As a team coach, what you look at in terms of roles is leadership, membership, apparatus. In terms of leadership, you’re looking at different levels of leadership. Which leadership is most powerful in that team? The question is not, is Walt Disney still alive? The question is, what would Walt Disney do if he were alive now? That way, you can create momentum for change in a team. 

 

The second role we look at within the diagnostic is membership. Membership is an interesting phenomenon. At the most superficial level  a member is someone who has accepted the formal contract of membership. In business, you sign a working contract on paper, but rarely does it happen that that’s what you do within a team. There’s also what we call an informal contract.
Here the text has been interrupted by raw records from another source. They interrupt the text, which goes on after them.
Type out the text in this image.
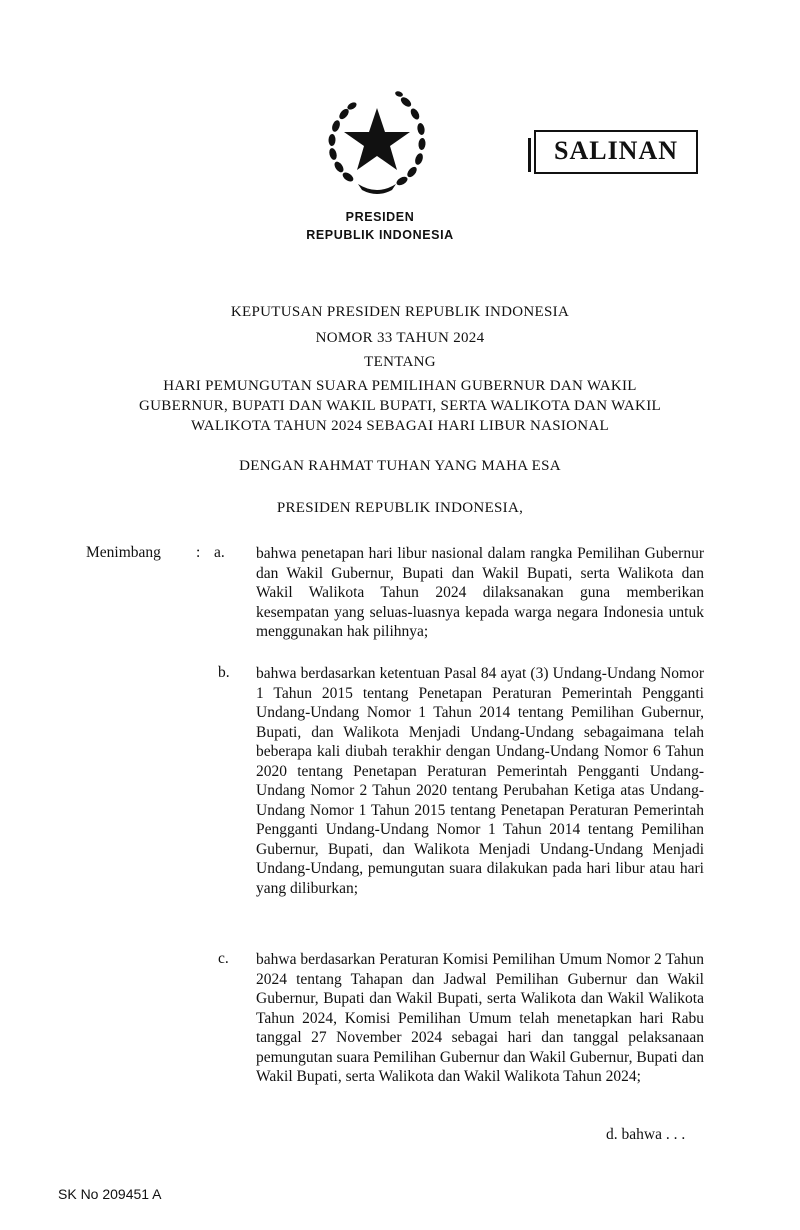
SALINAN
PRESIDEN
REPUBLIK INDONESIA
KEPUTUSAN PRESIDEN REPUBLIK INDONESIA
NOMOR 33 TAHUN 2024
TENTANG
HARI PEMUNGUTAN SUARA PEMILIHAN GUBERNUR DAN WAKIL
GUBERNUR, BUPATI DAN WAKIL BUPATI, SERTA WALIKOTA DAN WAKIL
WALIKOTA TAHUN 2024 SEBAGAI HARI LIBUR NASIONAL
DENGAN RAHMAT TUHAN YANG MAHA ESA
PRESIDEN REPUBLIK INDONESIA,
Menimbang : a.	bahwa penetapan hari libur nasional dalam rangka Pemilihan Gubernur dan Wakil Gubernur, Bupati dan Wakil Bupati, serta Walikota dan Wakil Walikota Tahun 2024 dilaksanakan guna memberikan kesempatan yang seluas-luasnya kepada warga negara Indonesia untuk menggunakan hak pilihnya;
b.	bahwa berdasarkan ketentuan Pasal 84 ayat (3) Undang-Undang Nomor 1 Tahun 2015 tentang Penetapan Peraturan Pemerintah Pengganti Undang-Undang Nomor 1 Tahun 2014 tentang Pemilihan Gubernur, Bupati, dan Walikota Menjadi Undang-Undang sebagaimana telah beberapa kali diubah terakhir dengan Undang-Undang Nomor 6 Tahun 2020 tentang Penetapan Peraturan Pemerintah Pengganti Undang-Undang Nomor 2 Tahun 2020 tentang Perubahan Ketiga atas Undang-Undang Nomor 1 Tahun 2015 tentang Penetapan Peraturan Pemerintah Pengganti Undang-Undang Nomor 1 Tahun 2014 tentang Pemilihan Gubernur, Bupati, dan Walikota Menjadi Undang-Undang Menjadi Undang-Undang, pemungutan suara dilakukan pada hari libur atau hari yang diliburkan;
c.	bahwa berdasarkan Peraturan Komisi Pemilihan Umum Nomor 2 Tahun 2024 tentang Tahapan dan Jadwal Pemilihan Gubernur dan Wakil Gubernur, Bupati dan Wakil Bupati, serta Walikota dan Wakil Walikota Tahun 2024, Komisi Pemilihan Umum telah menetapkan hari Rabu tanggal 27 November 2024 sebagai hari dan tanggal pelaksanaan pemungutan suara Pemilihan Gubernur dan Wakil Gubernur, Bupati dan Wakil Bupati, serta Walikota dan Wakil Walikota Tahun 2024;
d. bahwa . . .
SK No 209451 A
The more I work with team coaching, the more I think there are three contracts that you’re influencing as a member, but also three contracts that you have to take into account as a team coach. The first is the purpose or why contract. Why does the team exist? What can they do that nobody else can do? The second is the work or what contract. What are they doing? The third is the how contract, which is more at the relational level of membership. How are we going to work together to make sure the purpose is realized? 

 

When we talk about membership, and when you look at membership diagnostically, what you must think about is; Are these the right people? Are they in the right place? Also, do they have the right contract in mind? Diagnostically that’s interesting. Some people are attached to the product, the what, but they don’t have a how contract. They don’t have, what we call, a cooperation contract together, which means that they’re all in it to do their own thing. 

 

The apparatus in my experience usually don’t know their position in the structure. That causes a lot of problems in the relational level and the psychodynamic level. For instance, HR often thinks they have more power if they’re in the management team and can co-decide. I believe that’s not true. Anyone who’s in the apparatus should be between the higher leadership and the direct reports. The leader decides in the line management, what are we going to do? The HR, Finance and IT have the responsibility to say, if it is possible to do it. They have a very strong advisory power, which they give away if they confuse their role with a deciding task. 

 

When I look at advisory functions, the apparatus functions, in a diagnostic fashion, I often look at how they are positioning themselves. Are they playing their role to the full? At the relational level for the apparatus, I often look at, are they able to manage a network of connections? Obviously, as apparatus, you don’t have direct power, you must have functional leadership. You influence through your advisory function in the structure, and you have to be able to manage that network of relationships and negotiate in the relationship. 

 

At a psychodynamic level, often see that the status of an advisory function is overlooked in a team. It seems like the real work is done in the line function. They’re kind of forgotten, because they’re not taking their rightful role in the structure, it causes problems in the imago. That says something about the order of intervention, which we’ll talk about later. 

 

We’re talking about diagnostics, we’re talking about structure, and we’re talking about having to look at the different levels, but also the relationship between the levels. Now, we’re talking about roles. I could do a whole team coaching based just on a diagnostic of roles and how they play out at the different levels. 

 

What is the organizational chart like? That’s the roles in a formal way. What is playing out in these roles in the informal structure? Who has the influence? Then think about who has the influence under normal circumstances but look at who has the influence under crisis. Then you can see the informal structure at work. Then think about what roles are there in that group imago. If people draw a picture of the team, which roles appear in that picture? If they forget the apparatus, you know where to start your team coaching.